In honor of Independence Day this year, Ray and I decided to purchase a new American flag and flagpole. On Saturday, while enjoying supper and a game of Spades with friends. the husband helped Ray attach the flagpole on the garage porch.

Yesterday I wrote about the history of the Stars and Stripes and mentioned the hard work of five or possibly six women who constructed the flag that flew at Fort McHenry on the day during the War of 1812 when Francis Scott Key wrote “The Star-Spangled Banner.”
As seen in the Library of Congress photos below, flag making continued to be hard work in the years that followed.
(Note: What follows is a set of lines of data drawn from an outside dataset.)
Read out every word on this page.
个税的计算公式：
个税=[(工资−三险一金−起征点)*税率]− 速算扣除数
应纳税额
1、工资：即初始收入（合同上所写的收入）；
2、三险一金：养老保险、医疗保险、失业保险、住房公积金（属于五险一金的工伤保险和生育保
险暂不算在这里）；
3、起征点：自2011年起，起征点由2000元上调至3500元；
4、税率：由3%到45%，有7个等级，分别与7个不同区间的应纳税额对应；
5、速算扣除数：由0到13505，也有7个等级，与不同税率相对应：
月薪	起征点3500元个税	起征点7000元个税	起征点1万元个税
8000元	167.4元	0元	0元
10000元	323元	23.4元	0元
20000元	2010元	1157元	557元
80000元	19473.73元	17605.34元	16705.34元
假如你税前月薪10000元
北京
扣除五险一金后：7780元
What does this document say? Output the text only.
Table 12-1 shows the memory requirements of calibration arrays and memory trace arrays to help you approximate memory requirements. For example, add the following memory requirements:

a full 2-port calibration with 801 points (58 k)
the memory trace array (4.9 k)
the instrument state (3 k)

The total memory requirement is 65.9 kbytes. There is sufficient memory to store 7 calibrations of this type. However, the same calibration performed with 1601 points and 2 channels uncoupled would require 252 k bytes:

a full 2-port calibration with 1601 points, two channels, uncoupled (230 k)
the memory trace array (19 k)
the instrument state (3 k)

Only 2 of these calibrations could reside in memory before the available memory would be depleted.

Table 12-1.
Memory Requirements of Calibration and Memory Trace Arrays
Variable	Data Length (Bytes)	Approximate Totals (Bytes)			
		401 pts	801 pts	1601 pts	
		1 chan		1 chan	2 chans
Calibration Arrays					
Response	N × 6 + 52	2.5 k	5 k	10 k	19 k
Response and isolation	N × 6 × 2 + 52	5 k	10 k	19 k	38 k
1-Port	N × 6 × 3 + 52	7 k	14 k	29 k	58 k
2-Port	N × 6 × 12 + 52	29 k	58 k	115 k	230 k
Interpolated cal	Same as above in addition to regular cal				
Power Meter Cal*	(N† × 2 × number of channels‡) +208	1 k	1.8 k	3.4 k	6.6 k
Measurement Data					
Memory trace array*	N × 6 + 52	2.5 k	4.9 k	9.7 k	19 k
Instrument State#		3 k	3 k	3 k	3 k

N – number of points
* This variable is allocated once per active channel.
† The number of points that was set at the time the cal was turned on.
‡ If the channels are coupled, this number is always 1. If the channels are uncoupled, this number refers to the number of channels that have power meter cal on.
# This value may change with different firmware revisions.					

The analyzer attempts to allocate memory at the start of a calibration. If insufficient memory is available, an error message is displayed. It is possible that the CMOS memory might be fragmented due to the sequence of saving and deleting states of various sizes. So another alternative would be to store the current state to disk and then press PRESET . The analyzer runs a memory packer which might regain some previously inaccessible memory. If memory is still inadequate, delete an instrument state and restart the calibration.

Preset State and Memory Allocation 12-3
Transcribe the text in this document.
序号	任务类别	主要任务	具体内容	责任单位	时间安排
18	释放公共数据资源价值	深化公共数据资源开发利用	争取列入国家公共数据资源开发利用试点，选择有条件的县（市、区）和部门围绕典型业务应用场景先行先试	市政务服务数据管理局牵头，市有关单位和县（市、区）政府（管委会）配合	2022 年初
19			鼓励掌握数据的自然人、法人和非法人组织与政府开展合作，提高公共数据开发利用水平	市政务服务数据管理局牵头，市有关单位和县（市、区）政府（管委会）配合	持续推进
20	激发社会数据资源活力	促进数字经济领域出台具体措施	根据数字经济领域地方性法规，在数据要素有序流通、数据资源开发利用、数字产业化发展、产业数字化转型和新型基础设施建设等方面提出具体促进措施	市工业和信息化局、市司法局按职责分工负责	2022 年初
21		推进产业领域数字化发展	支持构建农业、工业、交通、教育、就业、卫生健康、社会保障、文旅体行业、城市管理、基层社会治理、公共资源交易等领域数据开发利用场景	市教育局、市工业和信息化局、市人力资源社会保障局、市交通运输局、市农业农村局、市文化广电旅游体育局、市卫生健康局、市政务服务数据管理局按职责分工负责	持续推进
The first photo, which is undated, shows a man cutting stars by machine, but in all of the other photos I found, women were performing the many steps of flag making.

The following photos are from the Brooklyn Navy Yard flag making factory in 1917.
Cutting Stripes

Measuring or Making Sure that Flag Components Line Up Properly

Sewing on Sewing Machines

Sewing by Hand

Ironing

Delivering a Finished Flag to the Office

Between 1917 and 1960, women’s work in flag making doesn’t seem to have changed very much, as seen in this 1960 photo from the Copeland Company factory in Alexandria, Virginia.
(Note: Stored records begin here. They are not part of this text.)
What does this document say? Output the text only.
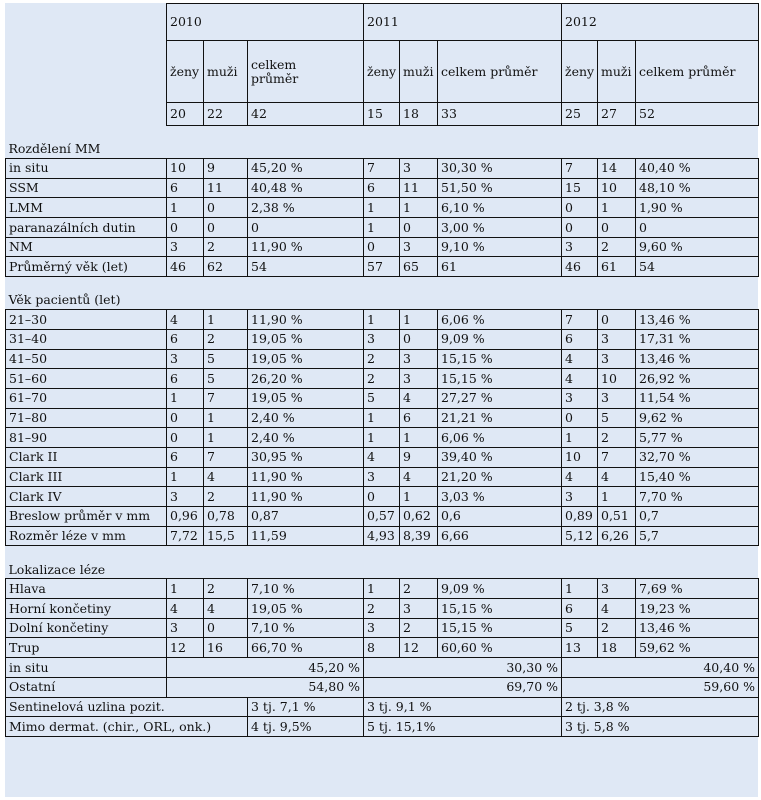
	2010			2011			2012		
	ženy	muži	celkem průměr	ženy	muži	celkem průměr	ženy	muži	celkem průměr
	20	22	42	15	18	33	25	27	52

Rozdělení MM									
in situ	10	9	45,20 %	7	3	30,30 %	7	14	40,40 %
SSM	6	11	40,48 %	6	11	51,50 %	15	10	48,10 %
LMM	1	0	2,38 %	1	1	6,10 %	0	1	1,90 %
paranazálních dutin	0	0	0	1	0	3,00 %	0	0	0
NM	3	2	11,90 %	0	3	9,10 %	3	2	9,60 %
Průměrný věk (let)	46	62	54	57	65	61	46	61	54

Věk pacientů (let)									
21–30	4	1	11,90 %	1	1	6,06 %	7	0	13,46 %
31–40	6	2	19,05 %	3	0	9,09 %	6	3	17,31 %
41–50	3	5	19,05 %	2	3	15,15 %	4	3	13,46 %
51–60	6	5	26,20 %	2	3	15,15 %	4	10	26,92 %
61–70	1	7	19,05 %	5	4	27,27 %	3	3	11,54 %
71–80	0	1	2,40 %	1	6	21,21 %	0	5	9,62 %
81–90	0	1	2,40 %	1	1	6,06 %	1	2	5,77 %
Clark II	6	7	30,95 %	4	9	39,40 %	10	7	32,70 %
Clark III	1	4	11,90 %	3	4	21,20 %	4	4	15,40 %
Clark IV	3	2	11,90 %	0	1	3,03 %	3	1	7,70 %
Breslow průměr v mm	0,96	0,78	0,87	0,57	0,62	0,6	0,89	0,51	0,7
Rozměr léze v mm	7,72	15,5	11,59	4,93	8,39	6,66	5,12	6,26	5,7

Lokalizace léze									
Hlava	1	2	7,10 %	1	2	9,09 %	1	3	7,69 %
Horní končetiny	4	4	19,05 %	2	3	15,15 %	6	4	19,23 %
Dolní končetiny	3	0	7,10 %	3	2	15,15 %	5	2	13,46 %
Trup	12	16	66,70 %	8	12	60,60 %	13	18	59,62 %
in situ	45,20 %			30,30 %			40,40 %		
Ostatní	54,80 %			69,70 %			59,60 %		
Sentinelová uzlina pozit.			3 tj. 7,1 %	3 tj. 9,1 %			2 tj. 3,8 %		
Mimo dermat. (chir., ORL, onk.)			4 tj. 9,5%	5 tj. 15,1%			3 tj. 5,8 %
Photo by John T. Bledsoe. Courtesy of the Library of Congress.
Ray and I are excited that we were able to purchase an American-made flag from the Annin Flagmakers. Annin is a sixth generation, family owned flag making business founded in 1847.
An Annin flag flew at the inauguration of Abraham Lincoln and at the opening ceremony of the Brooklyn Bridge in 1883.
Commander Robert E. Peary took an Annin flag on his mission to the North Pole in 1909, and Rear Admiral Richard E. Byrd took one to the South Pole in 1930.
The flag that U.S. Marines raised at Iwo Jima in 1945 was an Annin flag.
When U.S. astronauts left Earth to become the first people to land on the moon in 1969, they took an Annin flag along with them.
In March 1943 during World War II, photographer Marjory Collins took photos of women making flags at the Annin factory in Verona, New Jersey. Here women position the stars before sewing.
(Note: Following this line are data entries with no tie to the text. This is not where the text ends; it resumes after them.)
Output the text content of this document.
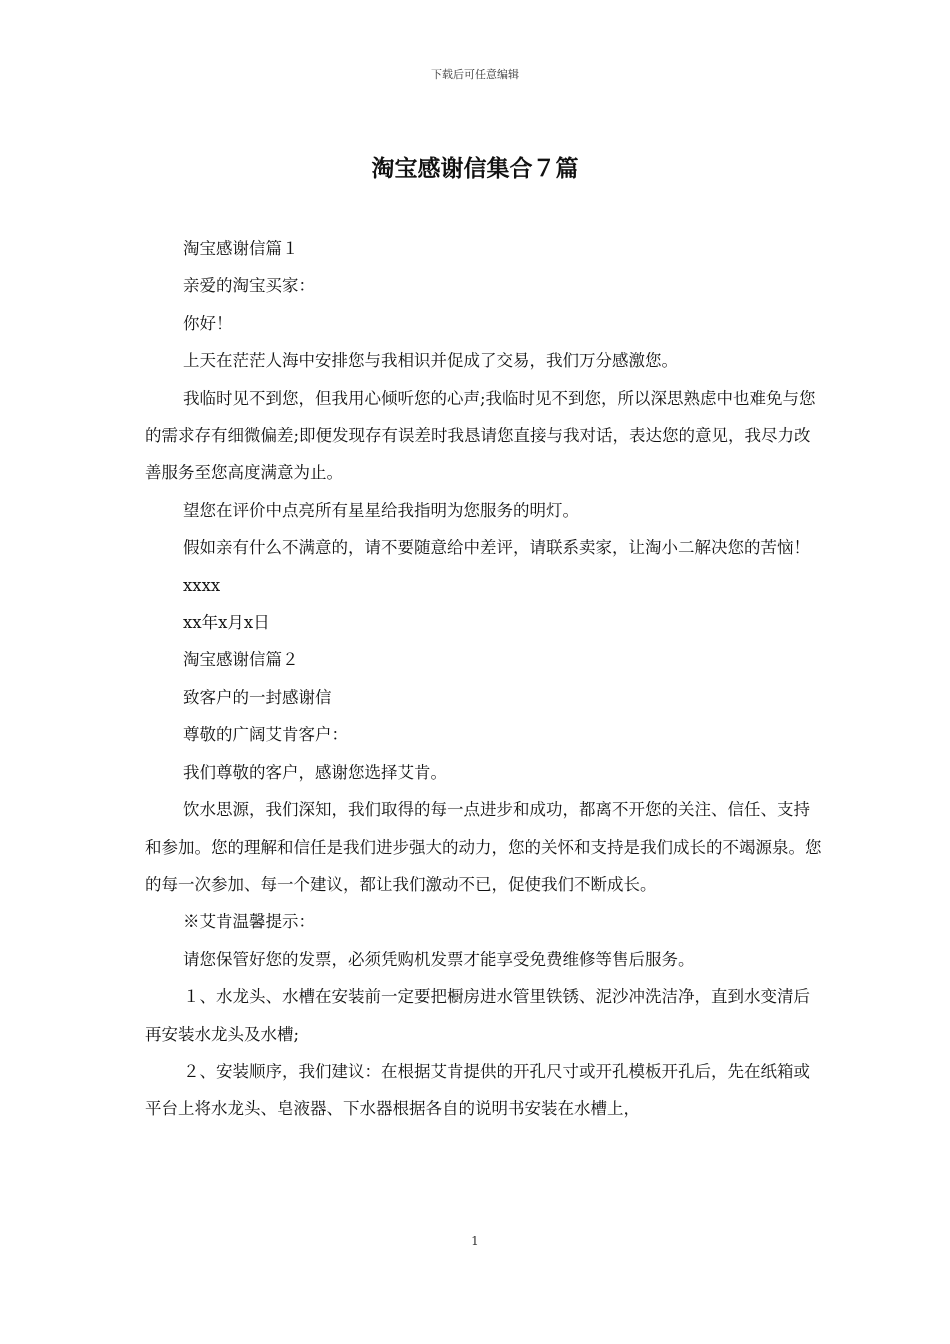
下载后可任意编辑
淘宝感谢信集合７篇

淘宝感谢信篇１

亲爱的淘宝买家：

你好！

上天在茫茫人海中安排您与我相识并促成了交易，我们万分感激您。

我临时见不到您，但我用心倾听您的心声;我临时见不到您，所以深思熟虑中也难免与您的需求存有细微偏差;即便发现存有误差时我恳请您直接与我对话，表达您的意见，我尽力改善服务至您高度满意为止。

望您在评价中点亮所有星星给我指明为您服务的明灯。

假如亲有什么不满意的，请不要随意给中差评，请联系卖家，让淘小二解决您的苦恼！

xxxx

xx年x月x日

淘宝感谢信篇２

致客户的一封感谢信

尊敬的广阔艾肯客户：

我们尊敬的客户，感谢您选择艾肯。

饮水思源，我们深知，我们取得的每一点进步和成功，都离不开您的关注、信任、支持和参加。您的理解和信任是我们进步强大的动力，您的关怀和支持是我们成长的不竭源泉。您的每一次参加、每一个建议，都让我们激动不已，促使我们不断成长。

※艾肯温馨提示：

请您保管好您的发票，必须凭购机发票才能享受免费维修等售后服务。

１、水龙头、水槽在安装前一定要把橱房进水管里铁锈、泥沙冲洗洁净，直到水变清后再安装水龙头及水槽;

２、安装顺序，我们建议：在根据艾肯提供的开孔尺寸或开孔模板开孔后，先在纸箱或平台上将水龙头、皂液器、下水器根据各自的说明书安装在水槽上，

1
A seamstress uses a sewing machine to sew stripes in this photo.

These ladies are cutting threads.

The Italian American woman who is cutting threads in this close up photo had two sons in the Army.

This lady hems the edge of the flag.

God created and gives the materials for every job we have to do. He gives the intelligence and skill we need to accomplish work. Every person who does every job is a person God made in His image, a person we are to love, appreciate, and encourage.
When someone asked Jesus what was the foremost commandment, . . .
Jesus answered, “The foremost is, ‘Hear, O Israel!
The Lord our God is one Lord;
and you shall love the Lord your God with all your heart,
and with all your soul, and with all your mind, and with all your strength.’
The second is this, ‘You shall love your neighbor as yourself.’
There is no other commandment greater than these.”